R2年1月 TOPICS|【むくみ対策】

清水医院 今月のコラム

 今回は冬場のむくみ対策について触れてみます。毎年冬場になると、冷え症状が強くなったり、しもやけができやすくなったり、 さらにはむくみを自覚したりなど、冷えやむくみの相談が多くなります。
 今回は、むくみが起こる可能性とその対策について触れてみます。
① 薄着や寒冷環境などが引き金になり冷えが起こり手足の循環が悪くなってむくむ場合です。冷える場所を衣服の調節を行って保温してみると良いでしょう。 四肢循環を改善する意味でラジオ体操も一案です。
② 冷たい飲食物を摂りすぎて体がむくむ場合があります。夕食後の過剰な水分や果物の過剰摂取を控え、温性食材を摂ることが望ましいと思います。
③ 胃腸機能が低下してむくみがおこる場合もあります。

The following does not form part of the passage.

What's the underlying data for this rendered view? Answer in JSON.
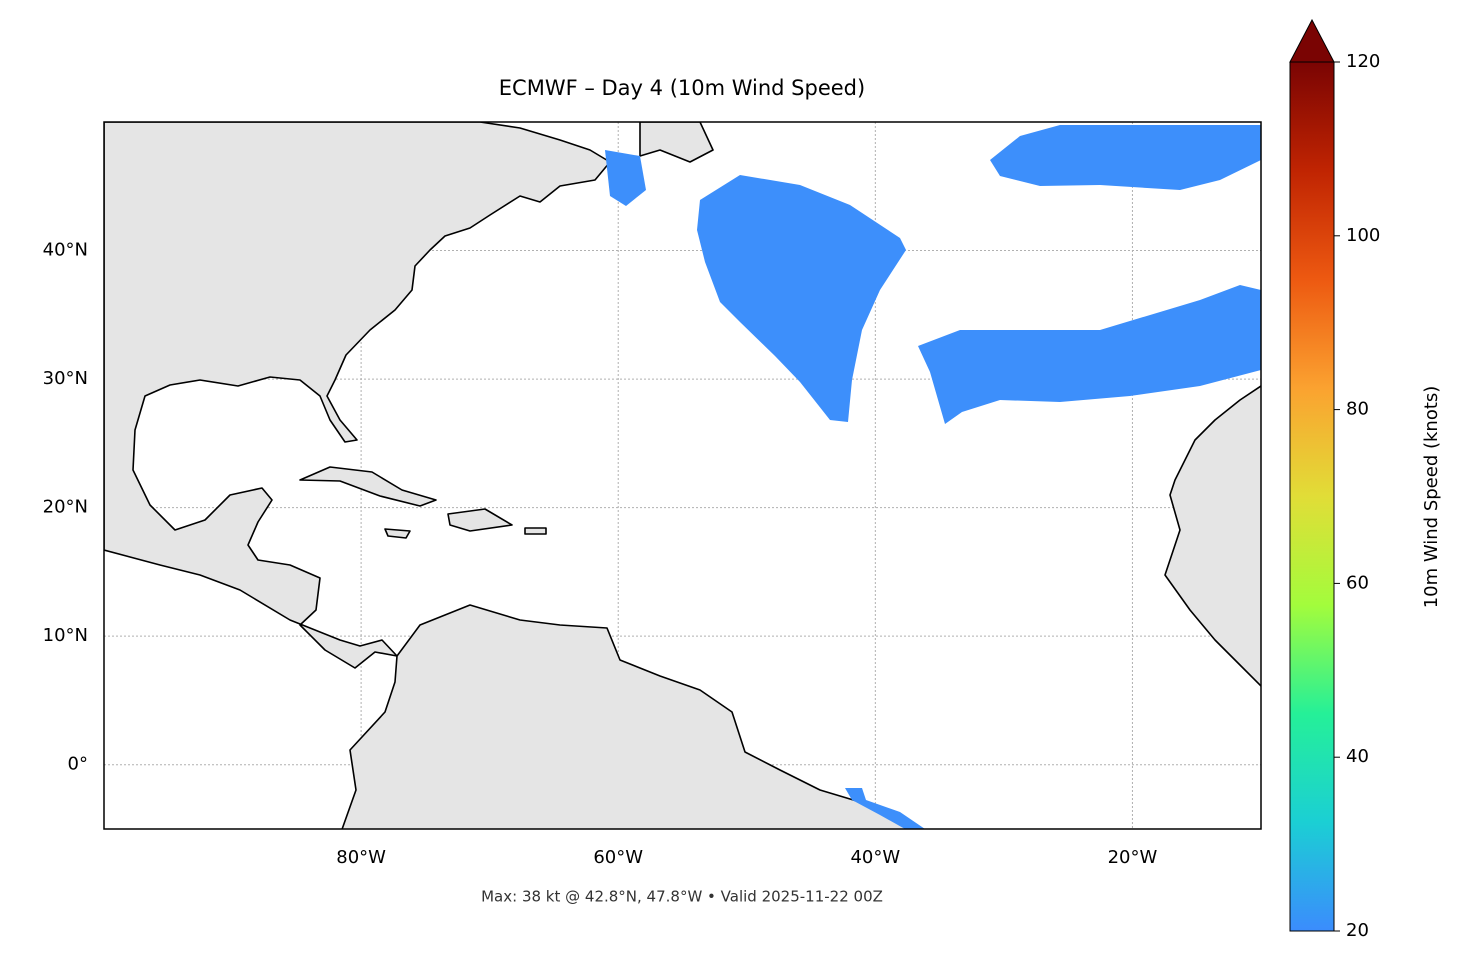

早食い、炭水化物、糖質、果物の過剰摂取、冷たいものやアルコールの摂りすぎに注意することが大切です。
④ 偏食が引き金になる場合もあります。タンパク質や鉄分が不足して熱産生効率が低くなり冷えが生じ結果的にむくむ場合もあります。 動物性タンパク質、植物性タンパク質を少し多めに摂ることも良いでしょう。 また、血糖の調節障害や脂質異常症の場合には、血液循環障害のこともあり、冷えやむくみをきたしやすくなりうるので、糖質過剰や高脂質血症にならないよう注意が必要です。 対策として、食後に散歩やラジオ体操など軽く体を動かすことも良いでしょう。
ただし、むくみが頑固に持続する場合には、心臓病や腎臓病、血管やリンパ管が周囲の組織から圧迫されてむくみがおこる病変が潜んでいる場合などもあるので、 かかりつけの医療機関に相談されることが望ましいと思います。